La floraison des cipans…
Depuis 2018, les semences de betteraves enrobées avec des néonicotinoïdes n’ont pu être utilisées qu’à condition d’éviter, pendant 5 ans, la floraison des espèces végétales entomophiles – pollinisation des fleurs assurée par les insectes – dans ces mêmes parcelles.
Or, après la récolte de betterave, les parcelles sont généralement consacrées à la culture de céréales d’hiver suivies en arrière-saison par des cultures intermédiaires piège à nitrate pour éviter la lixiviation de l’azote et la contamination des eaux souterraines. Ces « cipans » sont régulièrement constituées d’espèces majoritairement entomophiles (moutarde, phacélie, radis, féverole, tournesol…).
Les conditions météorologiques, de plus en plus clémentes, favorisent la floraison de ces couverts végétaux en fin de saison, en octobre-novembre. Ainsi, de telles cultures fleuries pourraient transformer un intérêt pour les sols, la qualité de l’eau et la faune en une menace potentielle pour les insectes pollinisateurs.

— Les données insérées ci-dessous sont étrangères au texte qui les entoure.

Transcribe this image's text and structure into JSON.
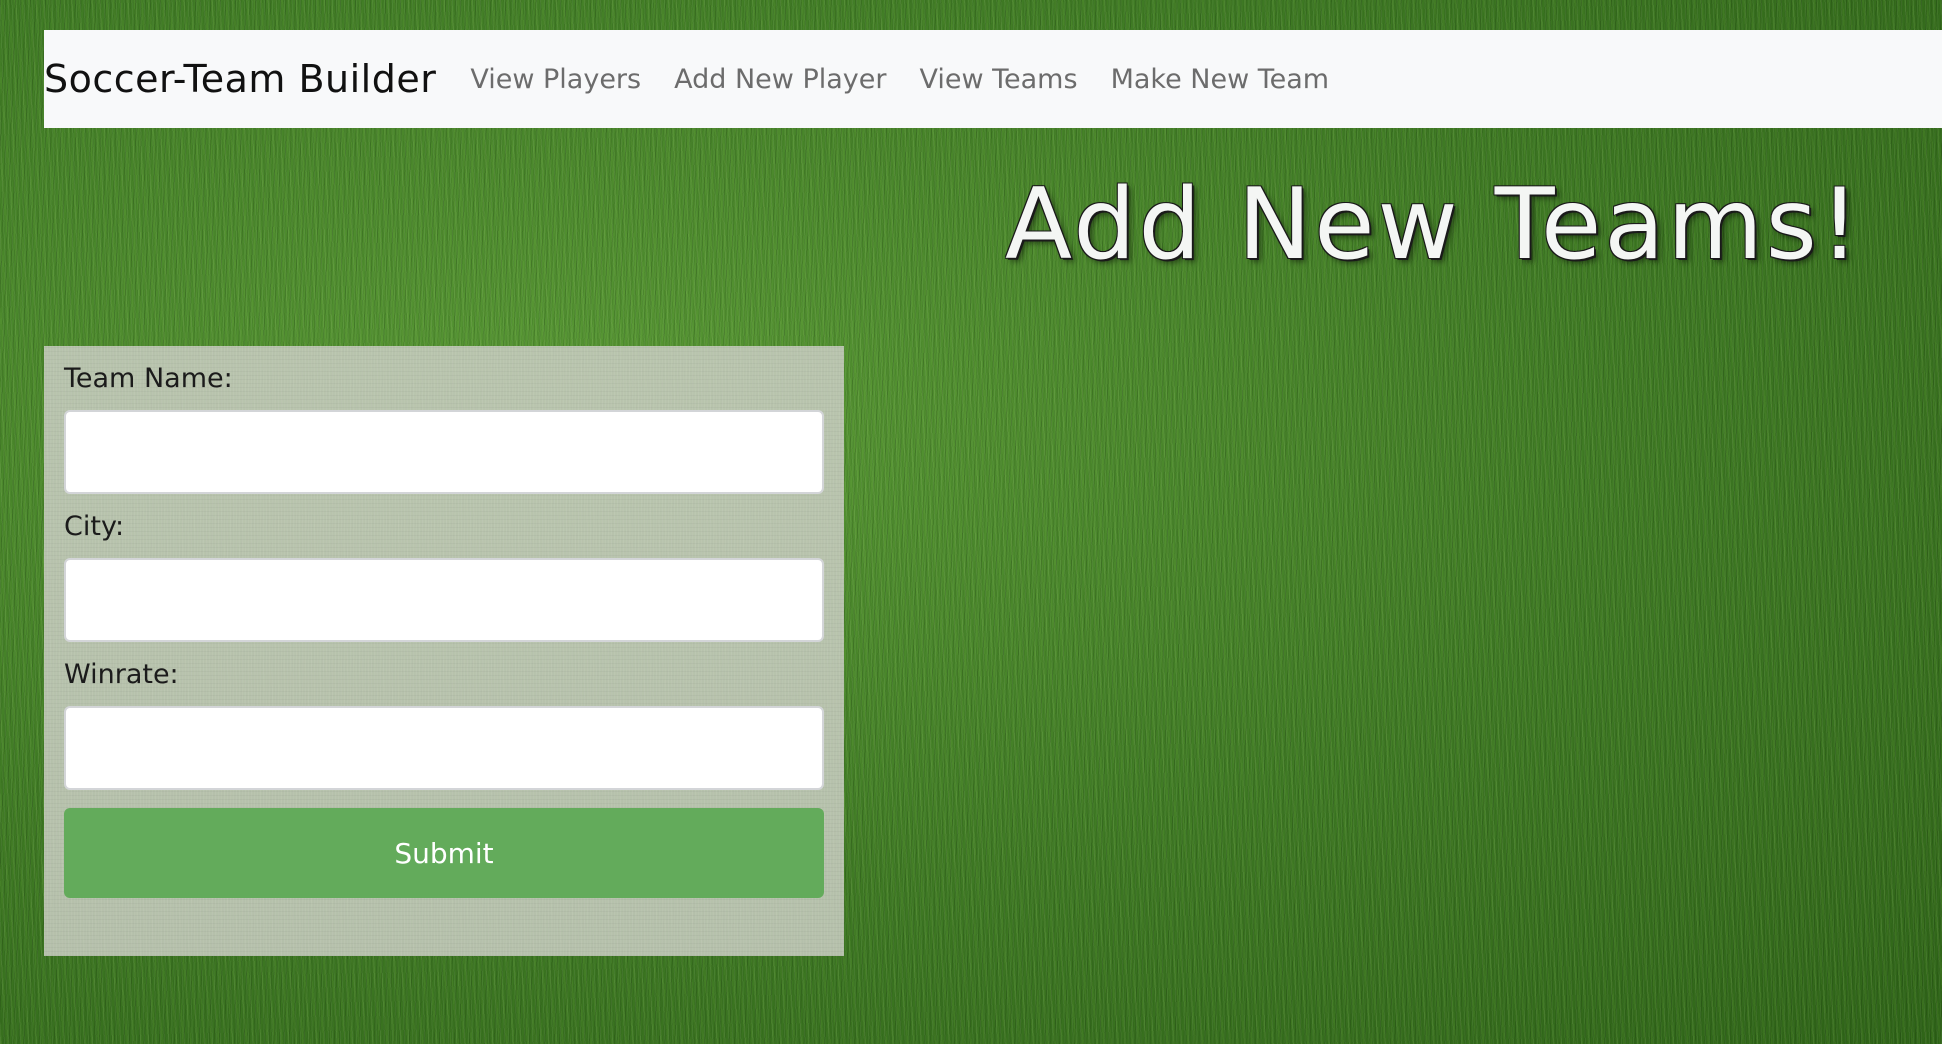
{
  "navbar": {
    "brand": "Soccer-Team Builder",
    "links": [
      {
        "label": "View Players"
      },
      {
        "label": "Add New Player"
      },
      {
        "label": "View Teams"
      },
      {
        "label": "Make New Team"
      }
    ]
  },
  "heading": "Add New Teams!",
  "form": {
    "fields": [
      {
        "label": "Team Name:",
        "value": "",
        "placeholder": ""
      },
      {
        "label": "City:",
        "value": "",
        "placeholder": ""
      },
      {
        "label": "Winrate:",
        "value": "",
        "placeholder": ""
      }
    ],
    "submit_label": "Submit"
  },
  "colors": {
    "navbar_bg": "#f8f9fa",
    "submit_bg": "#63ab5b",
    "background": "#3f7a24"
  }
}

… une menace réelle dans ces conditions ?
Plusieurs expériences ont été menées au sein de l’Earth and Life Institute (UCLouvain) dans le cadre d’un travail de fin d’études afin d’évaluer ce risque. Le but était de mesurer, dans les agroécosystèmes, et depuis le sol jusqu’aux ressources florales, la présence de clothianidine, molécule de la famille des néonicotinoïdes.
Résultats au champ
L’analyse d’échantillons de sols collectés en champ montre la présence de 4,5 ng de clothianidine par g de sol, et ce 2 ans après le semis de betterave. Ce premier résultat confirme la persistance de ces produits dans les sols. Rappelons que 1 nanogramme (ng) = 1 milliardième de gramme.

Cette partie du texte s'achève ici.